Colombian shopping bag exporter Ditar and domestic petitioner Coalition for Fair Trade in Shopping Bags each filed a motion for judgment in their respective cases challenging the results of the same antidumping duty investigation. Ditar, a mandatory respondent, argued the Commerce Department had been required to make a level-of-trade adjustment between its U.S. and home markets, while the Coalition alleged Ditar’s records were unreliable (Ditar v. United States, CIT # 24-00130; Coalition for Fair Trade in Shopping Bags v. United States, CIT # 24-00157).
The Court of International Trade ordered Jan. 27 the remand of a circumvention inquiry in which an exporter, Hoa Phat Steel Pipe, failed to meet a deadline but still submitted all requested information before the opening of the first business day following that deadline. CIT Judge Timothy Reif found the Commerce Department’s rejection of that information, and subsequent assignment of adverse facts available to the exporter, was an abuse of discretion, specifically noting that Commerce itself had twice extended the deadline for its own determination (Hoa Phat Steel Pipe Co. v. United States, CIT # 23-00248).

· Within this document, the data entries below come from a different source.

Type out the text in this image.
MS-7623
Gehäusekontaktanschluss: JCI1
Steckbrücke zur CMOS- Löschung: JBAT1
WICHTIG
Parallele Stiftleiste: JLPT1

The Commerce Department "effectuated Congress' intent" when it found that U.S. seafood seller Luscious Seafood is not a bona fide wholesaler of the domestic like product, petitioner Catfish Farmers of America said in a reply brief at the Court of International Trade. The petitioner said that while Congress didn't define the term "wholesaler" in the antidumping laws, the "overall text, structure, and purpose of the law do not reflect any intention to allow parties with merely tangential or fugitive wholesaling activity to force Commerce into action -- particularly for potentially manipulative ends" (Luscious Seafood v. United States, CIT # 24-00069).
No new lawsuits have been filed recently at the Court of International Trade.
Vehicle chassis importer -- and domestic producer -- Pitts Enterprises pushed back against the United States’ interpretation of “subassemblies” with respect to countervailing duty and antidumping duty orders on chassis and subassemblies from China (Pitts Enterprises, Inc. v. U.S., CIT # 24-00030).
The U.S. and importer Cozy Comfort Co. each filed proposed findings of fact and law earlier this month after a weeklong trial before the Court of International Trade on whether to classify Cozy Comfort's product, The Comfy, as a blanket or a pullover (Cozy Comfort Co. v. United States, CIT # 22-00173).
Responding to opposition to its motion for judgment, steel importer CME Acquisitions said “judicial and administrative precedent” still support pulling forward prior calculated antidumping duty rates for non-selected respondents to a review when all selected respondents are hit with adverse facts available (CME Acquisitions v. United States, CIT # 24-00032).
The Commerce Department decided not to countervail benefits received by countervailing duty respondent Kaptan Demir from Turkey's Banking and Insurance and Transaction Tax exemptions on remand at the Court of International Trade. The agency said that while there was not enough information to find that the exemptions were de facto specific, it faulted its lack of time on remand to gather sufficient information (Kaptan Demir Celik Endustrisi ve Ticaret v. United States, CIT # 23-00131).
The following lawsuits were recently filed at the Court of International Trade:
In a complaint brought Jan. 21 in the Court of International Trade, exporter East Asia Aluminum Company alleged that a Commerce Department investigation failed to properly account for its scrap byproduct, which East Asia Aluminum continuously reintroduces back into production, which caused a chain of circumstances resulting in a far-too-late affirmative critical circumstances determination (East Asia Aluminum Company v. United States, CIT # 24-00255).